American Economic Review 2018 108(9), 2714-2757 open access
We propose and estimate a novel specification of the labor demand curve incorporating search frictions and the role of entrepreneurs in new firm creation. Using city-industry variation over four decades, we estimate the employment -wage elasticity to be -1 at the industry-city level and -0.3 at the city level. We show that the difference between these estimates likely reflects the congestion externalities predicted by the search literature. Also, holding wages constant, an increase in the local population is associated with a proportional increase in employment. These results provide indirect information about the elasticity of job creation to changes in profits.

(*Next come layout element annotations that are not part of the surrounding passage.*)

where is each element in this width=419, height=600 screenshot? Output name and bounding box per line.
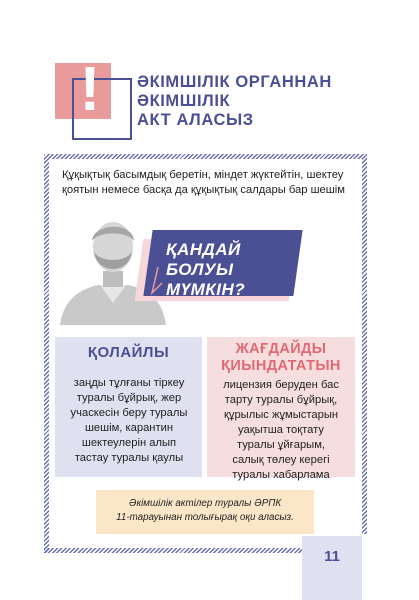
intro-text: Құқықтық басымдық беретін, міндет жүктейтін, шектеу қоятын немесе басқа да құқықтық салдары бар шешім <box>62 169 345 196</box>
page-number: 11 <box>324 548 340 565</box>
bubble-line-2: БОЛУЫ <box>166 260 234 279</box>
unfavorable-line: салық төлеу керегі <box>232 454 330 466</box>
unfavorable-title-line-1: ЖАҒДАЙДЫ <box>235 341 327 357</box>
unfavorable-examples <box>209 378 353 483</box>
favorable-line: заңды тұлғаны тіркеу <box>73 377 185 389</box>
favorable-line: туралы бұйрық, жер <box>76 392 182 404</box>
unfavorable-line: лицензия беруден бас <box>223 379 339 391</box>
card-border-top <box>44 154 367 159</box>
favorable-line: тастау туралы қаулы <box>74 452 184 464</box>
exclamation-icon: ! <box>79 55 101 124</box>
card-border-right <box>362 154 367 534</box>
unfavorable-line: құрылыс жұмыстарын <box>223 409 339 421</box>
favorable-line: шектеулерін алып <box>81 437 177 449</box>
page-title-line-1: ӘКІМШІЛІК ОРГАННАН <box>137 73 332 91</box>
speech-bubble-text <box>166 240 296 300</box>
favorable-line: учаскесін беру туралы <box>70 407 188 419</box>
favorable-title: ҚОЛАЙЛЫ <box>87 344 170 361</box>
note-line-2: 11-тарауынан толығырақ оқи аласыз. <box>116 512 294 523</box>
unfavorable-line: туралы хабарлама <box>232 469 330 481</box>
unfavorable-title <box>207 341 355 375</box>
favorable-examples <box>60 376 198 466</box>
page-title-line-2: ӘКІМШІЛІК <box>137 92 231 110</box>
note-line-1: Әкімшілік актілер туралы ӘРПК <box>128 498 282 509</box>
unfavorable-line: тарту туралы бұйрық, <box>224 394 338 406</box>
card-border-left <box>44 154 49 553</box>
page-title <box>137 73 377 130</box>
unfavorable-line: уақытша тоқтату <box>238 424 324 436</box>
bubble-line-1: ҚАНДАЙ <box>166 240 241 259</box>
card-border-bottom <box>44 548 306 553</box>
bubble-line-3: МҮМКІН? <box>166 280 246 299</box>
note-text <box>96 497 314 525</box>
page-number-box <box>302 536 362 600</box>
favorable-line: шешім, карантин <box>84 422 174 434</box>
unfavorable-line: туралы ұйғарым, <box>236 439 326 451</box>
unfavorable-title-line-2: ҚИЫНДАТАТЫН <box>221 358 341 374</box>
page-title-line-3: АКТ АЛАСЫЗ <box>137 111 254 129</box>
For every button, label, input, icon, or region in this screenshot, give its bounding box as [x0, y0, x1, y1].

Government Old-Age Support and Labor Supply: Evidence from the Old Age Assistance Program

American Economic Review 2018 108(8), 2174-2211 open access
Many government programs transfer resources to older people and implicitly or explicitly tax their labor. We shed new light on the labor supply and welfare effects of such programs by investigating the Old Age Assistance Program (OAA). Exploiting the large differences in OAA programs across states and Census data on the entire US population in 1940, we find that OAA reduced the labor force participation rate among men aged 65–74 by 8.5 percentage points, more than one-half of its 1930–1940 decline, but that OAA’s implicit taxation of earnings imposed only small welfare costs on recipients. (JEL H24, H55, H75, J14, J22)

The Welfare Cost of Perceived Policy Uncertainty: Evidence from Social Security

American Economic Review 2018 108(2), 275-307
Policy uncertainty reduces individual welfare when individuals have limited opportunities to mitigate or insure against the resulting consumption fluctuations. We field an original survey to measure the degree of perceived policy uncertainty in Social Security benefits and to estimate the impact of this uncertainty on individual welfare. Our central estimates show that on average individuals are willing to forgo 6 percent of the benefits they are supposed to get under current law to remove the policy uncertainty associated with their future Social Security benefits. This translates to a risk premium from policy uncertainty equal to 10 percent of expected benefits.